Its official website describes the building as "one of the most conspicuous lightning conductors in the world".
Enough to charge the tower
So how does the building cope with strikes? Situated at the top of the tower is a lightning arrester that contains a system capable of detecting nearby electrical storms.
The arrester detects the polarity of the lightning and gives itself the opposite charge.
The tower's steel exoskeleton acts as a giant Faraday cage that discharges the electricity around the outside.
The rod at the top of the arrester can measure the intensity of the lightning strikes, while the arrester is powered by a tiny battery to isolate it from the central mains and possible surges.
Three years ago, former Top Gear presenter Richard Hammond climbed to the top of the tower with Bashar Kassab, senior director of facilities management at Burj Khalifa at the time, for his TV show Big on the Discovery Channel.
"It takes roughly 50 milliseconds for it to hit and bounce back and if we could capture it, it would be enough to power up this building for one year," Mr Kassab said, while the pair were at the top of the building to replace the arrester's battery.
Suvin Mathew, lightning protection system product specialist with JSM Energy Middle East in Dubai and Fujairah, explained that there are typically two types of systems for lightning protection – the conventional type and the advanced active ESE (early streamer emission) type.
"When lightning strikes, in a conventional system – which is British standard – there’s a mesh system on the roof using copper conductors," he told The National.
"The conventional system has copper conductors that are run on the roof and the peripherals and are placed on the side of the building. These down conductors are run vertically to the ground and connected to the earth pits."

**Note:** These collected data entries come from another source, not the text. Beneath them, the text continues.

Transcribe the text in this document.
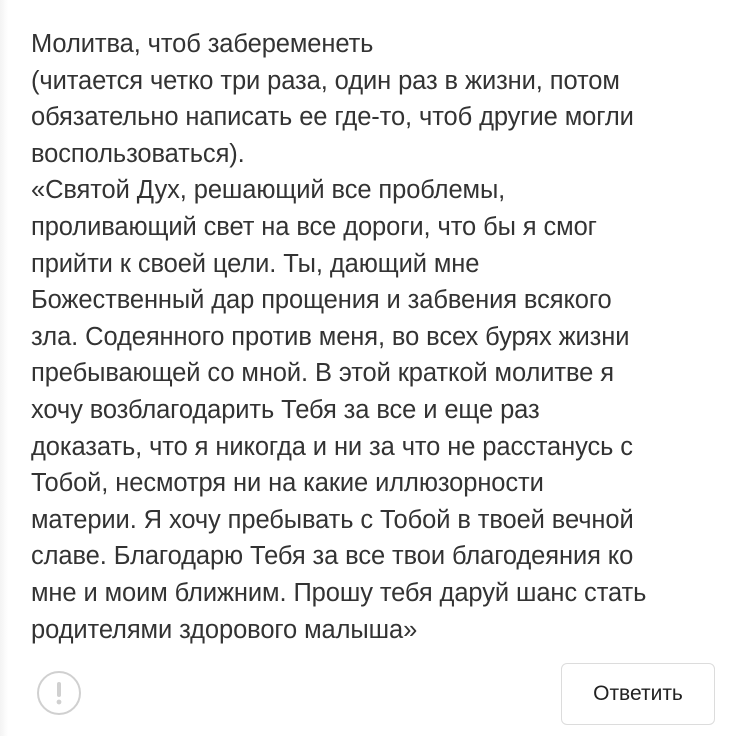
Молитва, чтоб забеременеть
(читается четко три раза, один раз в жизни, потом
обязательно написать ее где-то, чтоб другие могли
воспользоваться).
«Святой Дух, решающий все проблемы,
проливающий свет на все дороги, что бы я смог
прийти к своей цели. Ты, дающий мне
Божественный дар прощения и забвения всякого
зла. Содеянного против меня, во всех бурях жизни
пребывающей со мной. В этой краткой молитве я
хочу возблагодарить Тебя за все и еще раз
доказать, что я никогда и ни за что не расстанусь с
Тобой, несмотря ни на какие иллюзорности
материи. Я хочу пребывать с Тобой в твоей вечной
славе. Благодарю Тебя за все твои благодеяния ко
мне и моим ближним. Прошу тебя даруй шанс стать
родителями здорового малыша»

Ответить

The lightning rods are designed in such a way that charge flows down these conductors and then into the ground safely as the lightning strikes.
The advanced active type involves an air terminal or an early streamer emission system.
"ESE Air Terminals are designed to ensure that your building is covered within its arrester’s protective radius," Mr Mathew said.
"An ESE arrester is widely used in all commercial, residential, industrial sites, administrative or public buildings, monuments, and open-air sites, such as sports grounds and stadiums."
He said this type of lightning protection system is much more cost-effective, with a simple design and easy to maintain.
Burj Khalifa is the centrepiece of New Year's Eve celebrations in Downtown Dubai. Thousands of people gather every year to see the fireworks and laser shows.
The facade of the tower acts as one of the world's largest billboards, displaying images and tributes, as well as the countdown to the new year.
Inaugurated on January 4, 2010 by Sheikh Mohammed bin Rashid, Vice President and Ruler of Dubai, the building is well established as a global landmark, attracting millions of visitors keen to ascend to the observation deck or gather at Burj Park and the Dubai Fountain.
In its 13-year history, the tower has also featured in some cinematic and viral moments.
It featured in the 2011 blockbuster Mission: Impossible – Ghost Protocol, with Tom Cruise climbing its exterior.
Two years ago, Emirates airline caused a stir when it posted a video on social media with skydiver and stuntwoman Nicole Smith-Ludvik dressed as cabin crew and standing on top of the building.